There are countless times where we see that a controversial video on Facebook has sparked another intelligence war.
Perhaps it’s about everyone’s favorite commander in chief spewing some rhetoric or that one cute chihuahua that just jumped in a deep bed of winter snow and people are claiming that the owners are negligent.
Eventually all of the logic from each of these social media debates breaks down and the keyboard warriors turn to low blows as the pinnacle of the arguments go from refuting each other’s assertions to seeing who can type more accurately and coherently.
First, I’d like to address that philosophically, using typos in someone’s argument to as a means to refute their argument is a logical fallacy – an ad hominem to be exact.
Most online warriors that dabble in using typos to their advantage like to drop insightful claims or holes in their argument to focus on attacking a person’s character to be on the high road. However, showing off in the comment section by one-upping a person is not the way people should be winning arguments.
A very common and effective way to correctly disprove someone’s argument is to follow the handy-dandy four step refutation:
- Identify the claim you are answering
- Make a counter claim
- Use evidence to support your claim
- Explain the importance of your argument.
When there is use of an ad hominem, it bypasses these steps in the refutation process and uses the typo in question to label a person as less qualified than the person who can correctly type. In which, the person who can type the best is surely the winner of the argument.
However, its reasoning is absolutely baseless and it does not address the main part of the argument. The person who makes a typo in their claim doesn’t automatically lose the debate and now the argument is being redirected in a way so the audience can agree with the person who typed correctly.
To add, just because most of these heated conversations are dealt online does not mean we can allow to forget logic and not correctly refute claims.
Despite this, I do see the need that people that are higher in power should be triple checking their personal tweets. Otherwise another “covfefe” incident will spark an influx of memes and publications will paint them as fools.
Second, besides the actual fact that typos should not back up an argument – it’s just pitiful.
We currently live in a world where we abbreviate any phrase or word to further convenience our texting desires.

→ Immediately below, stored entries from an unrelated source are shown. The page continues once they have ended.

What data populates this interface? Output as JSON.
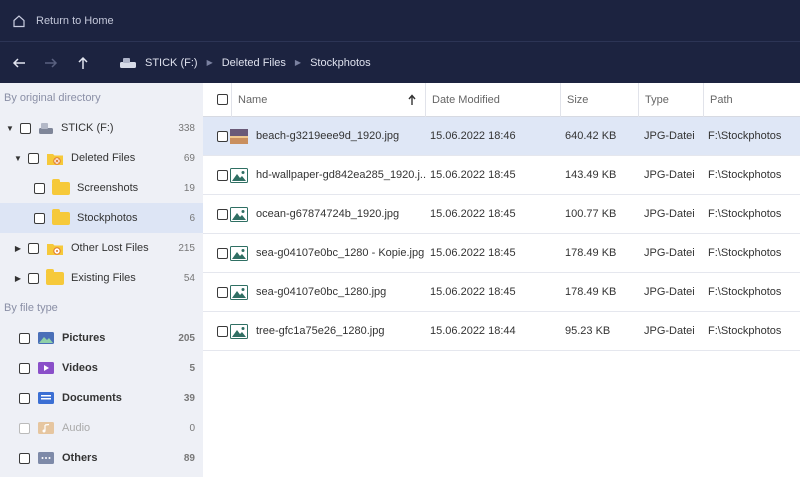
{
  "topbar": {
    "home_label": "Return to Home"
  },
  "breadcrumb": [
    "STICK (F:)",
    "Deleted Files",
    "Stockphotos"
  ],
  "sidebar": {
    "section_directory": "By original directory",
    "section_type": "By file type",
    "tree": [
      {
        "label": "STICK (F:)",
        "count": "338"
      },
      {
        "label": "Deleted Files",
        "count": "69"
      },
      {
        "label": "Screenshots",
        "count": "19"
      },
      {
        "label": "Stockphotos",
        "count": "6"
      },
      {
        "label": "Other Lost Files",
        "count": "215"
      },
      {
        "label": "Existing Files",
        "count": "54"
      }
    ],
    "types": [
      {
        "label": "Pictures",
        "count": "205"
      },
      {
        "label": "Videos",
        "count": "5"
      },
      {
        "label": "Documents",
        "count": "39"
      },
      {
        "label": "Audio",
        "count": "0"
      },
      {
        "label": "Others",
        "count": "89"
      }
    ]
  },
  "table": {
    "columns": [
      "Name",
      "Date Modified",
      "Size",
      "Type",
      "Path"
    ],
    "sort_icon": "arrow-up-icon",
    "rows": [
      {
        "name": "beach-g3219eee9d_1920.jpg",
        "date": "15.06.2022 18:46",
        "size": "640.42 KB",
        "type": "JPG-Datei",
        "path": "F:\\Stockphotos"
      },
      {
        "name": "hd-wallpaper-gd842ea285_1920.j...",
        "date": "15.06.2022 18:45",
        "size": "143.49 KB",
        "type": "JPG-Datei",
        "path": "F:\\Stockphotos"
      },
      {
        "name": "ocean-g67874724b_1920.jpg",
        "date": "15.06.2022 18:45",
        "size": "100.77 KB",
        "type": "JPG-Datei",
        "path": "F:\\Stockphotos"
      },
      {
        "name": "sea-g04107e0bc_1280 - Kopie.jpg",
        "date": "15.06.2022 18:45",
        "size": "178.49 KB",
        "type": "JPG-Datei",
        "path": "F:\\Stockphotos"
      },
      {
        "name": "sea-g04107e0bc_1280.jpg",
        "date": "15.06.2022 18:45",
        "size": "178.49 KB",
        "type": "JPG-Datei",
        "path": "F:\\Stockphotos"
      },
      {
        "name": "tree-gfc1a75e26_1280.jpg",
        "date": "15.06.2022 18:44",
        "size": "95.23 KB",
        "type": "JPG-Datei",
        "path": "F:\\Stockphotos"
      }
    ]
  },
  "colors": {
    "header_bg": "#1c2340",
    "sidebar_bg": "#eef0f6",
    "selected_bg": "#dfe7f6",
    "folder": "#f6c93a",
    "accent": "#3b6fd4"
  }
}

Anywhere from the classic “lol” or the more contemporary “lol u wild tho wyd” is used on a daily basis to casually chat among our online social circle, but if we’ve completely dropped most of the letters and just kept the first three letters of a phrase to turn it into one of the most popular phrases to text, what is okay to spell correctly online anyways?
To answer that, it shouldn’t even matter. If the message is read and comprehended as the author intended, then it should not matter if it has minor spelling or grammar errors in the first place. The typos should not discredit a person’s point.
From a person desensitized by poor arguments from the battlefield colloquially known as Facebook – I can guarantee that it has no effect on the person who made the typo at all. It doesn’t suddenly put someone on the chopping block if they’re called out on a typo, it just feels like cheap grade school trolling on a Minecraft YouTube video. Present an actual sound argument and win through better evidence instead of giving the low blow.
Going on the comment section to actively persuade people that another person is without a shred of doubt wrong because they use a typo is a sorry attempt to get an upper hand on someone. Typos are a daily occurrence – most might even go further to say that typos are just natural things that happen in most every message sent. Attacking a person’s intelligence evidenced by a typo is not only pathetic, it’s meaningless and it should stop.
If you are unfortunately one of these people that like to use typos to refute arguments, Fullerton College offers a wide variety of classes that can enrich your life through better argumentation practices. Check out the Philosophy & Religious Studies Department website.